Unfortunately, what this API currently does is pretty primitive: It accepts a prescription number and then reports back to the app that it has (or hasn’t) successfully requested a refill. Just the fact that there’s an API is a big step forward, because it means Walgreens can extend that API without breaking any apps that use it.
For example, using the API, Walgreens could cleanly add the ability for apps to get more useful information, such as: an estimated time the refill will be ready; the price; whether there’s a brand name that could be substituted if the pharmacy is out of the generic; or whether there’s another nearby store that could refill it sooner if the original store is currently out of the medication.
Those are all things the chain could easily provide in the future, and it doesn’t need an API to provide them.
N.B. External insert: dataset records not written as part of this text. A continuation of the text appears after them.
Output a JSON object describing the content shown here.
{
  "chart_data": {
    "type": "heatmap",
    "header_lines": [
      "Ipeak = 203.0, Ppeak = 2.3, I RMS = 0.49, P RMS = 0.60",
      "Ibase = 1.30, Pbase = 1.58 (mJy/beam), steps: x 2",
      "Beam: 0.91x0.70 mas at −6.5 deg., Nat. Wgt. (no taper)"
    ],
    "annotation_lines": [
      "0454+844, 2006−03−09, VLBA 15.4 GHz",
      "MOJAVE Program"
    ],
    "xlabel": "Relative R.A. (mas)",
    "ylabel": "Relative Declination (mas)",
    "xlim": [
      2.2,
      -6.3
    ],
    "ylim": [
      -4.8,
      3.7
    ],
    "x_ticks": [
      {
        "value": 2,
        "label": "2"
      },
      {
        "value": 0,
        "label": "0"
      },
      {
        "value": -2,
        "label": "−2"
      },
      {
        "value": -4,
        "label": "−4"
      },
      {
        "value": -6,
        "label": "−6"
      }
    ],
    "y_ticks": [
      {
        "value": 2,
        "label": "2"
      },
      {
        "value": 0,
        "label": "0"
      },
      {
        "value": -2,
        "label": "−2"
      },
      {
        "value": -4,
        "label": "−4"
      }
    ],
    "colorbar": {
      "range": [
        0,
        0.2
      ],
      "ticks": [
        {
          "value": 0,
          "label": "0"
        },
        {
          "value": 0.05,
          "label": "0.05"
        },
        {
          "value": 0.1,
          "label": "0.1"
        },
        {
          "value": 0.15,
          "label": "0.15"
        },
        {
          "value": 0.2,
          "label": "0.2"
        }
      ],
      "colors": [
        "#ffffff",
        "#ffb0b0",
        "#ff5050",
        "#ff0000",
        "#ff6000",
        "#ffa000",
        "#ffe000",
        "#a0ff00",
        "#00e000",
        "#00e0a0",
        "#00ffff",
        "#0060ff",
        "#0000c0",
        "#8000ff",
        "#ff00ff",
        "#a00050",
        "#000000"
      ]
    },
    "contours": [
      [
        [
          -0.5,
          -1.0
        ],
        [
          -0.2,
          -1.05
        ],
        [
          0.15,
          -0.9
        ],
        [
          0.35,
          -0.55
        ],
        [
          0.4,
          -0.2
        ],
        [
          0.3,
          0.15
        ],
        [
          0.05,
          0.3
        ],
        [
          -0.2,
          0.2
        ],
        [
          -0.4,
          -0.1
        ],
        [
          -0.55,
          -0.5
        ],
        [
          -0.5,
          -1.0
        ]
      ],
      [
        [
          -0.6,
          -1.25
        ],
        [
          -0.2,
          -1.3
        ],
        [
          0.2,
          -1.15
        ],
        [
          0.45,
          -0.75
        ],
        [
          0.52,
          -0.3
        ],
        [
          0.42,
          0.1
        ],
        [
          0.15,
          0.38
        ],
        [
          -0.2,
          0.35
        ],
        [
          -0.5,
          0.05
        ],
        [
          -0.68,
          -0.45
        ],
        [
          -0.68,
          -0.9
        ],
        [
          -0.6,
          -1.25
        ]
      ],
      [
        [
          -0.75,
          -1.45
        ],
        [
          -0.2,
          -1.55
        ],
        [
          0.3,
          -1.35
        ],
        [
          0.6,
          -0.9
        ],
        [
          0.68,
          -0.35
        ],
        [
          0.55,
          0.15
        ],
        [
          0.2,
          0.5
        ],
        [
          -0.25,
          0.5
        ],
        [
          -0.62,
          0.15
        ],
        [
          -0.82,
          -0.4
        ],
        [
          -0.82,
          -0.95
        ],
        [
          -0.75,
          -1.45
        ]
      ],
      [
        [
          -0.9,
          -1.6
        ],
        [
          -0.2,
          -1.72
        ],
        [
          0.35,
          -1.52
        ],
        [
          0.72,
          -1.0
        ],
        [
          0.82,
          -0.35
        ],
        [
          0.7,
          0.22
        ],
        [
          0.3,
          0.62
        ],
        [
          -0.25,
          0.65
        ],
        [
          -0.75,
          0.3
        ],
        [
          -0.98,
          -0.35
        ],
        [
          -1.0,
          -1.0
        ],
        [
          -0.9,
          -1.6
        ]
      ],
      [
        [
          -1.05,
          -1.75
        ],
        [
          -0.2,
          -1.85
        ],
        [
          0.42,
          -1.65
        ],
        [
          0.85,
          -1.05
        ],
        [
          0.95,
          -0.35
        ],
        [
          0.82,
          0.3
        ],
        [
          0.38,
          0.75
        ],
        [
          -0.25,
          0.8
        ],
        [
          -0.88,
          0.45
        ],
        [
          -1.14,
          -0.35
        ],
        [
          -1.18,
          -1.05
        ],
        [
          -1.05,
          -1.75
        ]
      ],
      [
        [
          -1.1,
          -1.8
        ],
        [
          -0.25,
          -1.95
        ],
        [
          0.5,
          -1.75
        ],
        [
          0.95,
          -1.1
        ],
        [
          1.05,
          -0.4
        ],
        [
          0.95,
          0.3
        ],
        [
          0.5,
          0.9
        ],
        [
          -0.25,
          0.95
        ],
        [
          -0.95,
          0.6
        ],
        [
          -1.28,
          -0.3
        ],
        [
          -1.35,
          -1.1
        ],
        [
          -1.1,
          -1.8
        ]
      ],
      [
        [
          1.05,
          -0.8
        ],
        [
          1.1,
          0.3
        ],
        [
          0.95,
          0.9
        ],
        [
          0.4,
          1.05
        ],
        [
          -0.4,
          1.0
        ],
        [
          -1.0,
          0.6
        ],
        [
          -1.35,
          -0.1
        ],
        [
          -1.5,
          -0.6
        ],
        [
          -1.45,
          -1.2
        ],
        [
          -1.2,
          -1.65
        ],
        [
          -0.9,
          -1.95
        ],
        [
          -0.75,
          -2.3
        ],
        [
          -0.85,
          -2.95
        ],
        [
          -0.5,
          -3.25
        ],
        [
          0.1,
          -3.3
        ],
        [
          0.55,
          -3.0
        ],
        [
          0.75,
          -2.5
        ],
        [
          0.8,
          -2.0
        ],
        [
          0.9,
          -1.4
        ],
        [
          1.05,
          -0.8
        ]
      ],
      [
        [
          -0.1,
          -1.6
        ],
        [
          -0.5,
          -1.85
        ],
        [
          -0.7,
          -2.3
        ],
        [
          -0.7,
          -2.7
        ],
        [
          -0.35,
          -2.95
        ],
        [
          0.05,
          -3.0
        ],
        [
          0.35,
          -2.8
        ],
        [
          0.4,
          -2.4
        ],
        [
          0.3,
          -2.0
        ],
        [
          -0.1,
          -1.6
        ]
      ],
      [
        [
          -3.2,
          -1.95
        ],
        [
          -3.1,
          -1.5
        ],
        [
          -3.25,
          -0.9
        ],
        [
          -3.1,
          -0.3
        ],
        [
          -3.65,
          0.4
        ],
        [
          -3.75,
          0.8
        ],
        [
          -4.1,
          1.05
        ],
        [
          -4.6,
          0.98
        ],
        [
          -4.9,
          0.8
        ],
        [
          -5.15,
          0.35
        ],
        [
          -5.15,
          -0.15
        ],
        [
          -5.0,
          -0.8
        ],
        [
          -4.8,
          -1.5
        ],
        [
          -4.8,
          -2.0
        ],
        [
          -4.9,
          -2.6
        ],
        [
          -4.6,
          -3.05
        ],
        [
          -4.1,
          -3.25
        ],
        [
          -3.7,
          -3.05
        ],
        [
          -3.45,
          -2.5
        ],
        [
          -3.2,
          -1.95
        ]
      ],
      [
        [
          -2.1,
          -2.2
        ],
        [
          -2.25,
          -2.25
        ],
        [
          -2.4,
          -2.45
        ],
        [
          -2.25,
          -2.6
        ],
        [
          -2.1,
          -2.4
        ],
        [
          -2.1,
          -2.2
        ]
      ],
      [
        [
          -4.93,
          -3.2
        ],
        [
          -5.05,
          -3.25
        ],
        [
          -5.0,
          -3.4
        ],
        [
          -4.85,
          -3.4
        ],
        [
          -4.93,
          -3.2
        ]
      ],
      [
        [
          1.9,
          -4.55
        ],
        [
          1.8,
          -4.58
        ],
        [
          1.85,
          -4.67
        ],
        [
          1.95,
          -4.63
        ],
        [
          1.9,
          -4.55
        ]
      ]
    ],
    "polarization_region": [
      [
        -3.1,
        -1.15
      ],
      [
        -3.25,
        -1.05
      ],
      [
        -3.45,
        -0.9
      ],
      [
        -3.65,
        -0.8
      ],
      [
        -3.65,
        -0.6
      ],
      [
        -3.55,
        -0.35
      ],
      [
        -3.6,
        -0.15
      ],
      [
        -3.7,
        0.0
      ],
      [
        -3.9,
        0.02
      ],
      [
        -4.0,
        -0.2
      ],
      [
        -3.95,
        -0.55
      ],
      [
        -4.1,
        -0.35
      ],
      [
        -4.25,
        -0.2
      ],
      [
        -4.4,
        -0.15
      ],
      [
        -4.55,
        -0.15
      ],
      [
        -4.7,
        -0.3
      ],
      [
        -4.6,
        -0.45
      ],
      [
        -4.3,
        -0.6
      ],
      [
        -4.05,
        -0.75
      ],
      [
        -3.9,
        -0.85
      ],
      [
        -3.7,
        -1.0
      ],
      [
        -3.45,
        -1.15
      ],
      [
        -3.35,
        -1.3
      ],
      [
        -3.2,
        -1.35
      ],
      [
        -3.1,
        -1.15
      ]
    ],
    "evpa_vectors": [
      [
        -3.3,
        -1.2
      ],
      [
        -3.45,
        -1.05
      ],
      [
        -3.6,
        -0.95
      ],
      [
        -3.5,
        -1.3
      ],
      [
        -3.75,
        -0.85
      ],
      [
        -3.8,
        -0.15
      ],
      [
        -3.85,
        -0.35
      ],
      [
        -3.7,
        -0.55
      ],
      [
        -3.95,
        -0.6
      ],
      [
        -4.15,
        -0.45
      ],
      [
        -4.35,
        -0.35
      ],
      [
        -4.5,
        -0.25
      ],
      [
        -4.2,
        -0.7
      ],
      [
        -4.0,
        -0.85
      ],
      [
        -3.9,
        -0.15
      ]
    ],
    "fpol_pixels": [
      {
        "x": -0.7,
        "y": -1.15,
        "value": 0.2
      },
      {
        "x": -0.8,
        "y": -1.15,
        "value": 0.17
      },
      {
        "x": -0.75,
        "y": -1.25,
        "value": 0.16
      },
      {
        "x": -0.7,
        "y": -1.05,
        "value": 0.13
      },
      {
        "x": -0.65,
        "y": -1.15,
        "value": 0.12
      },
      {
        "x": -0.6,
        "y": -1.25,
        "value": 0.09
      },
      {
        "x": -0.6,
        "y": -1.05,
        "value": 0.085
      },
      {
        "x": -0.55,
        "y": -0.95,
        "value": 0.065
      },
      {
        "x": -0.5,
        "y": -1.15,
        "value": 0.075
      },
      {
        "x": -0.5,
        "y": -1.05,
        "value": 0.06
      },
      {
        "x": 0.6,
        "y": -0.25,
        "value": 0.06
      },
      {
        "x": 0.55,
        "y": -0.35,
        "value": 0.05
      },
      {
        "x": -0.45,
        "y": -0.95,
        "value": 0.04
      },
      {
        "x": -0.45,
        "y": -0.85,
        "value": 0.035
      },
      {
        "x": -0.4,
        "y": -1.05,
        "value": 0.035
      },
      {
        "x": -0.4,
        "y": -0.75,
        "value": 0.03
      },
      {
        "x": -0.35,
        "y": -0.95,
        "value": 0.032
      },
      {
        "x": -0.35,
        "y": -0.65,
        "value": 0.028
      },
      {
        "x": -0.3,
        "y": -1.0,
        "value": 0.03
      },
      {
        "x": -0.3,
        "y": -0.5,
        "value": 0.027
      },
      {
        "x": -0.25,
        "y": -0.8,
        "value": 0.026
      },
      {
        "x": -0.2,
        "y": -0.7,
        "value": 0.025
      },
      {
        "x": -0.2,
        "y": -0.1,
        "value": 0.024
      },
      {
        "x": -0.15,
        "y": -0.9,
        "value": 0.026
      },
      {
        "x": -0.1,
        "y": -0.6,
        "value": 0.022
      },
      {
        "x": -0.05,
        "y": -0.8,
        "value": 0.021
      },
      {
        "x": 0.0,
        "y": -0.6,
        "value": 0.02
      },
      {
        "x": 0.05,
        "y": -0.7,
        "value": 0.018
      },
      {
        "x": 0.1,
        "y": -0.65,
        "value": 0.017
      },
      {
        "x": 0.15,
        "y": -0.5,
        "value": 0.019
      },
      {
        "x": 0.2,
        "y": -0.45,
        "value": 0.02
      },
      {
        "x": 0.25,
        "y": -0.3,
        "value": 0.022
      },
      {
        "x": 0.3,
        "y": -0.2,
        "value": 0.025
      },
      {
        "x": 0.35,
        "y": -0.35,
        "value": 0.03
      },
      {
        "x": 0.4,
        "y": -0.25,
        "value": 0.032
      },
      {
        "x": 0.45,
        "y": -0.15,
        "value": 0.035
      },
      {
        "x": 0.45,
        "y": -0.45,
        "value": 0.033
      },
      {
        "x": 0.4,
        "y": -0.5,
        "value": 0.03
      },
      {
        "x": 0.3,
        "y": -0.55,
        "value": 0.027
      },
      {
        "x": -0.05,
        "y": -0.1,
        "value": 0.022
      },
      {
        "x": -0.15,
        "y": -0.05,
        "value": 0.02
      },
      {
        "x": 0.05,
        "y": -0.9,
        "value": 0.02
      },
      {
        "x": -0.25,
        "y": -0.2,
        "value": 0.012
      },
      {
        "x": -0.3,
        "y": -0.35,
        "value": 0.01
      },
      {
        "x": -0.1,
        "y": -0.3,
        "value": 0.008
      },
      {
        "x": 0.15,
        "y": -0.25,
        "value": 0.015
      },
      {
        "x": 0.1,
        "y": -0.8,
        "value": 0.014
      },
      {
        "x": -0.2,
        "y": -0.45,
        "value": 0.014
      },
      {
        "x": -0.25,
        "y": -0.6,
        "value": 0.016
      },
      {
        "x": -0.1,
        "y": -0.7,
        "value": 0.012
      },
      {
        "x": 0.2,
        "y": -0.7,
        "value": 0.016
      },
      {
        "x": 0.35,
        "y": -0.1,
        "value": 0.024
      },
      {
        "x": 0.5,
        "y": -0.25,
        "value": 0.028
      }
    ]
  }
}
The advantage to an API is that the chain doesn’t have to commit to those features now. That not-especially-interesting architecture could make some much more interesting features available going forward, and with a minimum of extra effort on Walgreens’ end.
An API like this isn’t remotely a new idea—which is actually an advantage, because no drug chain should be risking the use of yet another untried technical architecture in the face of endless privacy and regulatory concerns. There’s already too much shakiness in the link between smartphones and corporate pharmacy systems.
And there’s a real risk for Walgreens in setting up an API. The chain is requiring developers to register with the chain before it can use the API, and the apps will have to pass authentication information to do even a simple refill via prescription number. But, at a certain point, it will become possible for third-party developers to create apps that do the same thing with similar APIs from Walgreens’ competitors, offering the prescription equivalent of a mobile wallet. For the moment, Walgreens is alone.
If a customer shows that list of prescriptions to a competing pharmacist to make sure there are no problematic drug interactions, might that pharmacy try to steal the customer for the prescription Walgreens currently fills? Maybe. On the other hand, it’s probably a lot safer for any customer who is making trips to multiple pharmacies to bargain hunt.
At the risk of sounding snide, we’re glad to see a drug chain’s app whose architecture has finally made it all the way to the 1990s. Now, we’re just waiting for the rest of the features to catch up.